I want to show that $\phi_k$ is the limit of $f_n$ and the integral of that integrable function is the limit of the Cauchy sequence in measure. But I get stuck here. Could anyone helps me finish the proof or I'm not going in the right direction?

Answer 1

For your question, it is equivalent to showing that $L^{1}(\Omega)$ is complete with respect to $||\cdot||_{1}$-norm. Recall that for an abstract normed space $(X,||\cdot||)$, the norm is complete iff for any sequence $(x_{n})$ in $X$, $\lim_{n\rightarrow\infty}\sum_{k=1}^{n}x_{k}$ exists whenever $\sum_{k=1}^{\infty}||x_{k}||<\infty$. (The proof is elementary and is not difficult).

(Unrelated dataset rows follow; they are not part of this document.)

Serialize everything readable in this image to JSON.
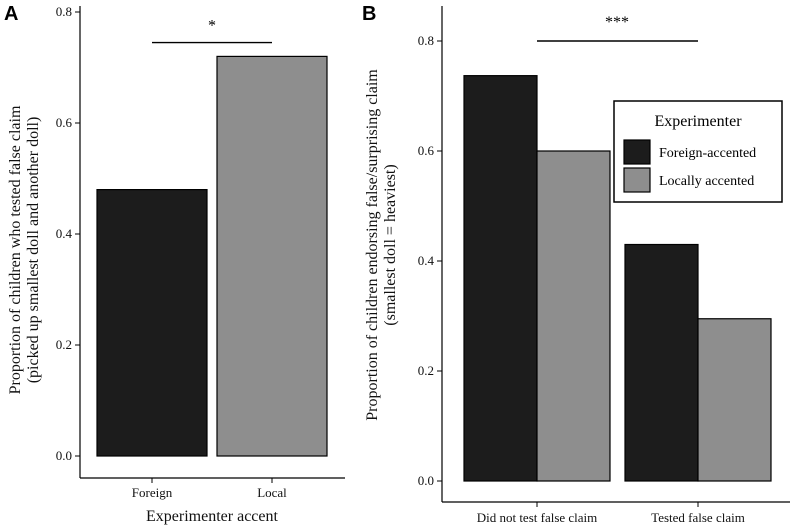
{
  "colors": {
    "foreign": "#1c1c1c",
    "local": "#8e8e8e",
    "axis": "#000000",
    "stroke": "#000000"
  },
  "chart_data": [
    {
      "panel": "A",
      "type": "bar",
      "title": "",
      "xlabel": "Experimenter accent",
      "ylabel_line1": "Proportion of children who tested false claim",
      "ylabel_line2": "(picked up smallest doll and another doll)",
      "ylim": [
        0,
        0.8
      ],
      "yticks": [
        0.0,
        0.2,
        0.4,
        0.6,
        0.8
      ],
      "ytick_labels": [
        "0.0",
        "0.2",
        "0.4",
        "0.6",
        "0.8"
      ],
      "categories": [
        "Foreign",
        "Local"
      ],
      "values": [
        0.48,
        0.72
      ],
      "bar_colors": [
        "foreign",
        "local"
      ],
      "significance": "*"
    },
    {
      "panel": "B",
      "type": "bar",
      "title": "",
      "xlabel": "",
      "ylabel_line1": "Proportion of children endorsing false/surprising claim",
      "ylabel_line2": "(smallest doll = heaviest)",
      "ylim": [
        0,
        0.85
      ],
      "yticks": [
        0.0,
        0.2,
        0.4,
        0.6,
        0.8
      ],
      "ytick_labels": [
        "0.0",
        "0.2",
        "0.4",
        "0.6",
        "0.8"
      ],
      "categories": [
        "Did not test false claim",
        "Tested false claim"
      ],
      "series": [
        {
          "name": "Foreign-accented",
          "color": "foreign",
          "values": [
            0.737,
            0.43
          ]
        },
        {
          "name": "Locally accented",
          "color": "local",
          "values": [
            0.6,
            0.295
          ]
        }
      ],
      "legend": {
        "title": "Experimenter",
        "position": "top-right"
      },
      "significance": "***"
    }
  ]
}
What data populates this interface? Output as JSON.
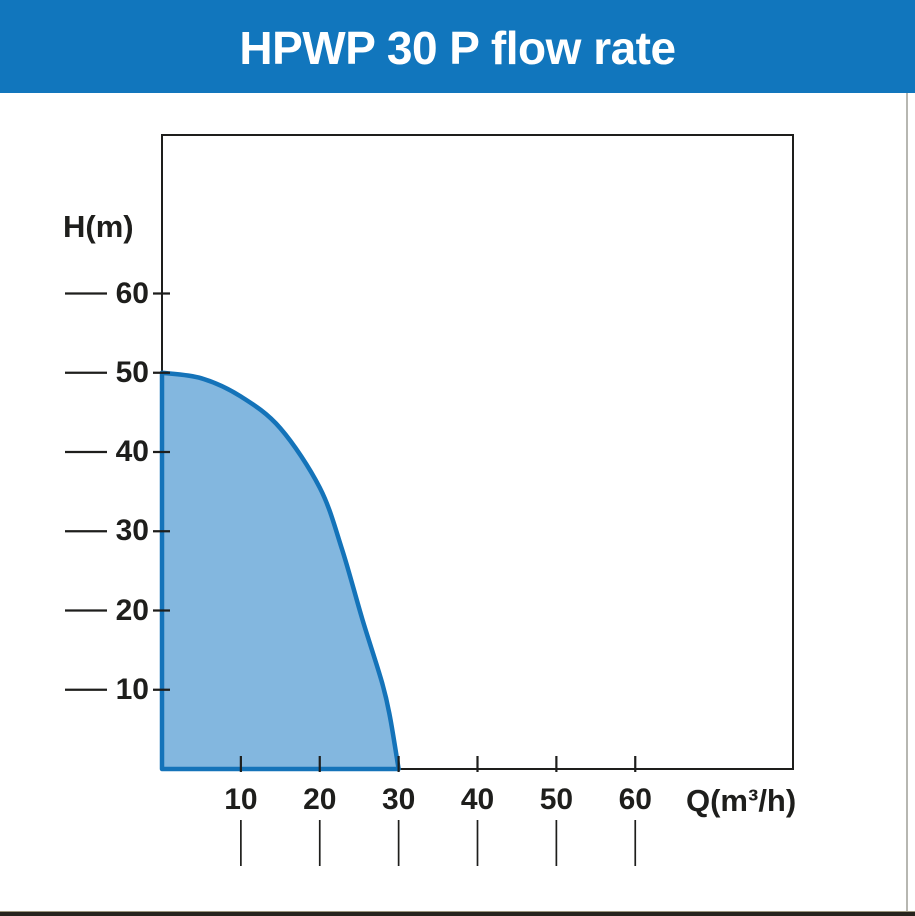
{
  "header": {
    "title": "HPWP 30 P flow rate",
    "bg_color": "#1176BD",
    "text_color": "#FFFFFF"
  },
  "chart_data": {
    "type": "area",
    "title": "HPWP 30 P flow rate",
    "xlabel": "Q(m³/h)",
    "ylabel": "H(m)",
    "xlim": [
      0,
      80
    ],
    "ylim": [
      0,
      80
    ],
    "x_ticks": [
      10,
      20,
      30,
      40,
      50,
      60
    ],
    "y_ticks": [
      10,
      20,
      30,
      40,
      50,
      60
    ],
    "curve_points": [
      [
        0,
        50
      ],
      [
        5,
        49.3
      ],
      [
        10,
        47
      ],
      [
        15,
        43
      ],
      [
        20,
        35.5
      ],
      [
        22.8,
        27.8
      ],
      [
        25.4,
        18.9
      ],
      [
        27.9,
        10.9
      ],
      [
        28.9,
        6.6
      ],
      [
        30,
        0
      ]
    ],
    "fill_color": "#83B7DF",
    "stroke_color": "#1473B9",
    "axis_color": "#1E1E1C",
    "grid": false,
    "legend": null
  },
  "footer": {
    "strip_color": "#27241E"
  }
}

We assume the above proposition without proof (if you really need it, I can re-produce it for you.). Let $(f_{n})$ be a sequence in $L^{1}(\Omega)$ such that $\sum_{k=1}^{\infty}||f_{k}||_{1}<\infty$. For each $n$, define $S_{n}=\sum_{k=1}^{n}|f_{k}|$. Clearly, for each $x\in\Omega$, $0\leq S_{1}(x)\leq S_{2}(x)\leq\ldots$. Therefore $S(x)=\lim_{n\rightarrow\infty}S_{n}(x)$ exists and is measurable (but $S(x)$ may be $+\infty$). By monotone convergence theorem, $$ \int S(x)dx=\lim_{n\rightarrow\infty}\int S_{n}(x)dx=\lim_{n\rightarrow\infty}\sum_{k=1}^{n}||f_{k}||_{1}<\infty. $$ That is, $S$ is integrable. In particular, $S(x)<\infty$ for $x$-a.e. Denote $A=\{x\in\Omega\mid S(x)<\infty\}$, which is a measurable set. For each $x\in A$, the series $\sum_{k=1}^{\infty}|f_{k}(x)|$ converges, so $\sum_{k=1}^{\infty}f_{k}(x)$ also converges (which is a consequence of the completeness of $\mathbb{R}$). Define $f(x)=\sum_{k=1}^{\infty}f_{k}(x)$ if $x\in A$ and $f(x)=0$ if $x\in A^{c}$, then $f$ is measurable. Lastly, verify that $||\sum_{k=1}^{n}f_{k}-f||_{1}\rightarrow0$ as $n\rightarrow\infty$.

Answer 2

HINT

I suggest to take a look at the proof of this theorem:

A normed space $X$ is complete iff every absolutely convergent series converges in $X$

You can use the technique of the proof of this theorem to construct a convergence subsequence of your Cauchy sequence.

Then use the fact that if a Cauchy sequence has a convergent subsequence to some limit $x$ than it converges to the same limit $x$

After you find the limit prove that is integrable.